Coalizione veronese debole o Pd scaligero forte, come leggere questi dati? Per il segretario provinciale Franco Bonfante “I dati evidenziano che il progetto, la proposta e la lista dei candidati del Pd veronese sono risultati convincenti e credibili prima di tutto al nostro interno, con l’effetto di attivare l’attivismo e la passione all’interno dei Circoli, che in particolare in provincia sono risultati determinanti nel tenere aperta la porta del centrosinistra”. Per il segretario Pd “L’importanza dell’organizzazione territoriale e dei valori che la anima si evidenziano proprio dal confronto tra il capoluogo, dove la coalizione ha raggiunto un dignitoso 37%, e dove il differenziale tra il peso della coalizione e il peso del Pd aumenta sensibilmente fino al 14%, e il resto della provincia, dove invece la coalizione si è fermata al 26% contro una media regionale del 28,5%. Come Pd in provincia siamo al 16,10%, non distanti dalla media regionale del 16,50%, e questo è potuto accadere proprio grazie all’organizzazione territoriale dei Circoli che le altre formazioni della coalizione non hanno, oppure hanno in forma più embrionale. “In breve – sottolinea Bonfante – con il risultato delle regionali il Pd veronese abbandona il fanalino di coda del Veneto democratico e si inserisce in una situazione di metà classifica. Almeno per questo turno, dunque, non siamo più la Cenerentola del Veneto. Di questo insegnamento, dell’importanza della qualità della proposta politica e della passione e dell’impegno che scaturiscono dal territorio quando il progetto politico è condiviso nella strategia e nei valori, dovremo far tesoro anche nelle prossime competizioni elettorali per accrescere l’appeal del centrosinistra e del Pd nel veronese” conclude Bonfante.

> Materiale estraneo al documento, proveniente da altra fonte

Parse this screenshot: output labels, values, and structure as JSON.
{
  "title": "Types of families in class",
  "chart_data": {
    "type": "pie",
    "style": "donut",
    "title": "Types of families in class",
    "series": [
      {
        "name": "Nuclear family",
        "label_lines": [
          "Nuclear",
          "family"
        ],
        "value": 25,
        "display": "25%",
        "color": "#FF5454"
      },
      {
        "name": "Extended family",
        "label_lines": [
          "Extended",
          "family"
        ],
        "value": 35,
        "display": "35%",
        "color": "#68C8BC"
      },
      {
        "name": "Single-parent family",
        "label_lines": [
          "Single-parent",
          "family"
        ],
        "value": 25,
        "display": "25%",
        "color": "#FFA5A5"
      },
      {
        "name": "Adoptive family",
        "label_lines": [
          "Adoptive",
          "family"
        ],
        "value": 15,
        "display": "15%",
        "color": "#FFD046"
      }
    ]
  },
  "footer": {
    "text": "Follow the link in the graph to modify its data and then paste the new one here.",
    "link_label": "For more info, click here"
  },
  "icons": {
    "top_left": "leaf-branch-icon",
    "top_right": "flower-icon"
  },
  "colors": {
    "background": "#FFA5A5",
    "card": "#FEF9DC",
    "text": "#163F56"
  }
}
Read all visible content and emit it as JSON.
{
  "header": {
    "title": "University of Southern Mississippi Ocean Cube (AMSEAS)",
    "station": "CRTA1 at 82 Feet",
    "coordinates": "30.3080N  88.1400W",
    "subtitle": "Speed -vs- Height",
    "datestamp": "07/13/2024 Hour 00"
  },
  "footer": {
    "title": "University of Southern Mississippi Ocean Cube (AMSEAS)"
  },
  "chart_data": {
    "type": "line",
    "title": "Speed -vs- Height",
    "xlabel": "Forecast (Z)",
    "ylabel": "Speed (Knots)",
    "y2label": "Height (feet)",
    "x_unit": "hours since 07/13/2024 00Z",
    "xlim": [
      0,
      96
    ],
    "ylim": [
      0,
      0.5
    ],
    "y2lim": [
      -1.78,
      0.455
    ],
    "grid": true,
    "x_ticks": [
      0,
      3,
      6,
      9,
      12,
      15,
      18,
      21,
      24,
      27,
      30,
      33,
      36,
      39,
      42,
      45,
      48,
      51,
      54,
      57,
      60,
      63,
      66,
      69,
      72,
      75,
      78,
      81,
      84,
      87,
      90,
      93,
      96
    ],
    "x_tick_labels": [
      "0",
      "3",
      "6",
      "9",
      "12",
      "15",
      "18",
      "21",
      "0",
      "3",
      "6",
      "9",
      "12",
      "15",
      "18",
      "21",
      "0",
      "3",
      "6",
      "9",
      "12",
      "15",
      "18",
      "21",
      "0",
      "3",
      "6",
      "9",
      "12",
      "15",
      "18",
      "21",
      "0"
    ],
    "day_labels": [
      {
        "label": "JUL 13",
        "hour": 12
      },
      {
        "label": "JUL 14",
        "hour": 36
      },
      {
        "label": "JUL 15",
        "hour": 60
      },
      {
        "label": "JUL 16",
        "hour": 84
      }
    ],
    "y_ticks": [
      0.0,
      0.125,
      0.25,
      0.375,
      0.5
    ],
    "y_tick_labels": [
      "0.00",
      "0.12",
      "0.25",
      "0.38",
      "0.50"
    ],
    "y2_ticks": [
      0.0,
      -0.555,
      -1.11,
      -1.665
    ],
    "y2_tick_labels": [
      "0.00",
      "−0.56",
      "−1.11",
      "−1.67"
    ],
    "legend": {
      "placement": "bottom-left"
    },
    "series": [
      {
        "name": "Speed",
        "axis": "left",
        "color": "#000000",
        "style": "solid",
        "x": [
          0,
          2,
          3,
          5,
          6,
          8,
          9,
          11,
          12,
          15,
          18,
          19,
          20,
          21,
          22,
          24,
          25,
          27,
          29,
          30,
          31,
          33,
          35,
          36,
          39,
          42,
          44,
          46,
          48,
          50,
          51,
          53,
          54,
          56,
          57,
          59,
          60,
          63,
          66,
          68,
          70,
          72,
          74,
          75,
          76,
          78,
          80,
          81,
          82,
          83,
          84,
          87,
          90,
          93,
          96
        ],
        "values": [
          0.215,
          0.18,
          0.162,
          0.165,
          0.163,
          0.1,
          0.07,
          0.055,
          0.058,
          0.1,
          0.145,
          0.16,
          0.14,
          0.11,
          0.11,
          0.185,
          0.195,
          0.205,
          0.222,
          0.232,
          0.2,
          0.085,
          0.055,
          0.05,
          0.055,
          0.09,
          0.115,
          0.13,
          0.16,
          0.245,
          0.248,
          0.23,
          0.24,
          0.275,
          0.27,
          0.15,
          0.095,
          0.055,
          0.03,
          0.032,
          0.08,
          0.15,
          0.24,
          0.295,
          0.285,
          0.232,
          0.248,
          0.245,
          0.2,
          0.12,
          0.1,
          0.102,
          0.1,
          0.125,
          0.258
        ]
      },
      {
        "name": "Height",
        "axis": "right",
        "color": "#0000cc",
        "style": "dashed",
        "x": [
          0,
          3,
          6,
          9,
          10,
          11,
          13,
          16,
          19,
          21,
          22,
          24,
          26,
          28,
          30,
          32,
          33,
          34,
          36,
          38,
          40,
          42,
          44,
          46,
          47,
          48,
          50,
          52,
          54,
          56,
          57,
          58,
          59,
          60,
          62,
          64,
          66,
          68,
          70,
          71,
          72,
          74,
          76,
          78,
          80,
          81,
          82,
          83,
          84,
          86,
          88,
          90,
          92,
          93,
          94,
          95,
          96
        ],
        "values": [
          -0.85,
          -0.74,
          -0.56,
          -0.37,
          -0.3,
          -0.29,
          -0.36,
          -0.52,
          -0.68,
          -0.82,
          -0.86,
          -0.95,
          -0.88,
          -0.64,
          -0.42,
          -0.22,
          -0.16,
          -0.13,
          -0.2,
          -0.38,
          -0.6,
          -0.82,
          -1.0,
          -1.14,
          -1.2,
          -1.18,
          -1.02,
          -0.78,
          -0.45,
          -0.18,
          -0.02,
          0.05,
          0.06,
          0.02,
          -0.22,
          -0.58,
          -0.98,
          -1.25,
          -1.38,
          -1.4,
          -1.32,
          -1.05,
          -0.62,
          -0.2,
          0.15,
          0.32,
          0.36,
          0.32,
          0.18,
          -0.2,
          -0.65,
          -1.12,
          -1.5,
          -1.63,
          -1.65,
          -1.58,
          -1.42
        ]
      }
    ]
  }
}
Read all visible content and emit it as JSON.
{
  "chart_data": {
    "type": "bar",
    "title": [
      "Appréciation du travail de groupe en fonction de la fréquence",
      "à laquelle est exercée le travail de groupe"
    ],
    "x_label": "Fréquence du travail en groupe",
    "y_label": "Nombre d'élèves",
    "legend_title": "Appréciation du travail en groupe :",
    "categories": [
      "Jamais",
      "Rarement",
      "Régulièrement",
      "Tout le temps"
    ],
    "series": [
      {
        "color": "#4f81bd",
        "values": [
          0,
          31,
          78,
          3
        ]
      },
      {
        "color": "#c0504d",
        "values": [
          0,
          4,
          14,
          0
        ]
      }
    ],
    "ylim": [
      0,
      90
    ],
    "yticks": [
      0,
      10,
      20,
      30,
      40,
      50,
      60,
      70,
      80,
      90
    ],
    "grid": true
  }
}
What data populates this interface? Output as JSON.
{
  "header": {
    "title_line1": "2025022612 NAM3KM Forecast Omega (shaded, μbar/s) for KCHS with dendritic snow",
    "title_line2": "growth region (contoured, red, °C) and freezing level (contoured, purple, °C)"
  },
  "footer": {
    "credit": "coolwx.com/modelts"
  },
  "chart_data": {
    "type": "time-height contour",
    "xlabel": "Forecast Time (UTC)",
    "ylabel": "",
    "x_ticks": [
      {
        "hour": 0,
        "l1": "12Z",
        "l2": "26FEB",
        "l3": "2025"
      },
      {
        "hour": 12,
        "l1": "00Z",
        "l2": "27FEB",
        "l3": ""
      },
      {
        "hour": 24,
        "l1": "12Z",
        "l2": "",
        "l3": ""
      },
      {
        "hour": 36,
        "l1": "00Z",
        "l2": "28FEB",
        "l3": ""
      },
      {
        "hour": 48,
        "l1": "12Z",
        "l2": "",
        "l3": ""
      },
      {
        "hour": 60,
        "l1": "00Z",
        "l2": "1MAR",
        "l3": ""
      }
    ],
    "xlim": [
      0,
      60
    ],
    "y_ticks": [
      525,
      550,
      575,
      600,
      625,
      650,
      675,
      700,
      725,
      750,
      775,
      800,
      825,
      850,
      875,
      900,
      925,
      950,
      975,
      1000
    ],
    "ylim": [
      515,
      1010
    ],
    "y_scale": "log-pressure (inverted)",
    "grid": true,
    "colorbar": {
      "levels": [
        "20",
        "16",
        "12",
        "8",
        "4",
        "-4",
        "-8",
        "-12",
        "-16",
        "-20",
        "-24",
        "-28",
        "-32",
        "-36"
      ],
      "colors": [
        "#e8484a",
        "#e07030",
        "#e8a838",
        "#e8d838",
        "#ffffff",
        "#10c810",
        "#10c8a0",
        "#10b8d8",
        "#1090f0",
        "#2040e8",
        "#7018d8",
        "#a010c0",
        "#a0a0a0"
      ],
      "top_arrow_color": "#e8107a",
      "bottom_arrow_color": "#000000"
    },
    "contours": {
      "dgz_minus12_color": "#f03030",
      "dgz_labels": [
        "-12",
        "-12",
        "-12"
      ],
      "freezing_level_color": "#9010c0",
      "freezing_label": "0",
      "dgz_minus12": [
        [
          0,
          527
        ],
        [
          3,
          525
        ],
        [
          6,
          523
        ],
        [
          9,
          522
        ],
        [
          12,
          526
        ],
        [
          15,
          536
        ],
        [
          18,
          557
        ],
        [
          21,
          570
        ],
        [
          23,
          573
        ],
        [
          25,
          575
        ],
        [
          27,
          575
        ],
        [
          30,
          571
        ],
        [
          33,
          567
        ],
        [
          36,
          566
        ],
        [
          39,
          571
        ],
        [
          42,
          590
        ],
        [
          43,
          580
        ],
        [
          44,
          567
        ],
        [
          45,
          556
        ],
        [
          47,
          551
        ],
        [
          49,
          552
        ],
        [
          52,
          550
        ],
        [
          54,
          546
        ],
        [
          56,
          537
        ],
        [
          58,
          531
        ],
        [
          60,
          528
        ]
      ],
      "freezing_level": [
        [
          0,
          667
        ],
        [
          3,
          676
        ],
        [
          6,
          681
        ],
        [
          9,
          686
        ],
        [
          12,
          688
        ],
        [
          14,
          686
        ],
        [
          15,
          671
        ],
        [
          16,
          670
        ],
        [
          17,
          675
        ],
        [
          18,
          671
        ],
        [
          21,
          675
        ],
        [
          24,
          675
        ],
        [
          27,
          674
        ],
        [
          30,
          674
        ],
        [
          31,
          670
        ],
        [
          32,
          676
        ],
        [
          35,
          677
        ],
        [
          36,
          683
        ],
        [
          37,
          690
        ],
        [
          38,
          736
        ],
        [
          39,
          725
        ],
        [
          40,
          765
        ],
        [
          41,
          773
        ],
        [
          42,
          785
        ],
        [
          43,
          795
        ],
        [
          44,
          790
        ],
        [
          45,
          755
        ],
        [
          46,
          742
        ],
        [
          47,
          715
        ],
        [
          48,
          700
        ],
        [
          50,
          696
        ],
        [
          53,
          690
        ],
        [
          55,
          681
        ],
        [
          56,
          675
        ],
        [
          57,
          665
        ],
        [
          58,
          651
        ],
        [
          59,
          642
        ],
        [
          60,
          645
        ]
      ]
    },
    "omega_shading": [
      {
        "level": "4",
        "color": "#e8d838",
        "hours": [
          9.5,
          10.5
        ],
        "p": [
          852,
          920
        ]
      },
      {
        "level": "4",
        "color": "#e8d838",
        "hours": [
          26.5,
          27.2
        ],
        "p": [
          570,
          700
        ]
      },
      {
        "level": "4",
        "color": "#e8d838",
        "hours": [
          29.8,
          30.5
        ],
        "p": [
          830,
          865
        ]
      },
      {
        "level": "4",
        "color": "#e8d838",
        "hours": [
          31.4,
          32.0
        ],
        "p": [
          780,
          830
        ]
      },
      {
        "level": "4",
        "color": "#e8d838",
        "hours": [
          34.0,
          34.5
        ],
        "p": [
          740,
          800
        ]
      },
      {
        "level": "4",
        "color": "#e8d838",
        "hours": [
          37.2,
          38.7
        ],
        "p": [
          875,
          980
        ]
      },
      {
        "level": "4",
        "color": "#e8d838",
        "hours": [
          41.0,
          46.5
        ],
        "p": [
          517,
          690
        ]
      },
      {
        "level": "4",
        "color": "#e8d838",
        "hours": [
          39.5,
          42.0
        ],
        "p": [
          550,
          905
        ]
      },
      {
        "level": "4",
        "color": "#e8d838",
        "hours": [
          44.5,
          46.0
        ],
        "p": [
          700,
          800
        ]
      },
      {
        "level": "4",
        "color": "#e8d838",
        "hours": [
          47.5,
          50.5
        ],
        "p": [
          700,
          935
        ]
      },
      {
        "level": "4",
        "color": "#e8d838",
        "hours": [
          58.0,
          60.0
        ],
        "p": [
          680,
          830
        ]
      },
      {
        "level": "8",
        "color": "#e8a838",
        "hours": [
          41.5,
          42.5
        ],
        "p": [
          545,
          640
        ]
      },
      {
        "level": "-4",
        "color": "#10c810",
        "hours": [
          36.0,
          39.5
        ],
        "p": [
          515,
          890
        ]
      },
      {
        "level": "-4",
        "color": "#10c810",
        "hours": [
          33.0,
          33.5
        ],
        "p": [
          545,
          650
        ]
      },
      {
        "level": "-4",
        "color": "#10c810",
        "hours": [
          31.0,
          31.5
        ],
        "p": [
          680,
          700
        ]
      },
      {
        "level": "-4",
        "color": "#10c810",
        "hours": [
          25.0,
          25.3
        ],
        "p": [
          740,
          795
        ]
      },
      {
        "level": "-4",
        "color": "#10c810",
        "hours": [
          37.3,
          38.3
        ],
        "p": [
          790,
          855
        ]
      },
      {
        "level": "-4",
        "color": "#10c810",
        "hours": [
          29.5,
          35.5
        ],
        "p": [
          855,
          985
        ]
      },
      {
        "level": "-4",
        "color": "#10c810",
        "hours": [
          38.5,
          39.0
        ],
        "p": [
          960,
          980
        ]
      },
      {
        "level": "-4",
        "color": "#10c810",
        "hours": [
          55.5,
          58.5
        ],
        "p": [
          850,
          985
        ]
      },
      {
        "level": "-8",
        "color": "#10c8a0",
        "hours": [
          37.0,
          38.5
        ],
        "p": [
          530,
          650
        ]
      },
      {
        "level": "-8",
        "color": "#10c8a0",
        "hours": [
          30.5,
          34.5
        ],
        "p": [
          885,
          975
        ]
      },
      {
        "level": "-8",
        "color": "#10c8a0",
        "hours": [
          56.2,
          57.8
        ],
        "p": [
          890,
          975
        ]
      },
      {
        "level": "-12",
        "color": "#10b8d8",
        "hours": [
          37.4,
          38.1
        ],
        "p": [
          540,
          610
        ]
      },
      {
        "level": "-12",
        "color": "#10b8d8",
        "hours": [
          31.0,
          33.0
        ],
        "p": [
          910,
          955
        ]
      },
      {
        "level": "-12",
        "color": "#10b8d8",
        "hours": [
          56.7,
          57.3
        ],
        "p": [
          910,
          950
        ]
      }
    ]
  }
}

Per la consigliera Anna Maria Bigon “il risultato ottenuto nella provincia di Verona è un segnale politico chiaro: i cittadini chiedono concretezza, ascolto e un impegno quotidiano sui temi reali, e ciò deve portare a valorizzare sempre di più il lavoro che viene svolto sul territorio”. Per quanto riguarda le priorità in Consiglio Regionale, Bigon cita l’esigenza di “rafforzare la sanità pubblica, riducendo le liste d’attesa e restituendo ai cittadini servizi vicini e accessibili. Occorrerà impegnarsi per sostenere le case di riposo, l’assistenza agli anziani, e per dare risposte concrete alle fragilità sociali, salute mentale e disabilità in primis” E poi ancora “la tutela dell’ambiente e l’implementazione delle politiche di sostenibilità, sapendo promuovere l’attrattività dei territori senza consumo incontrollato di spazio”. Conclude la consigliera: “Verona merita una programmazione moderna e lungimirante, pertanto lavoreremo con serietà e determinazione ascoltando sindaci, comunità e associazioni, per portare la voce forte e precisa degli elettori di Verona in Regione con un rinnovato equilibrio politico”.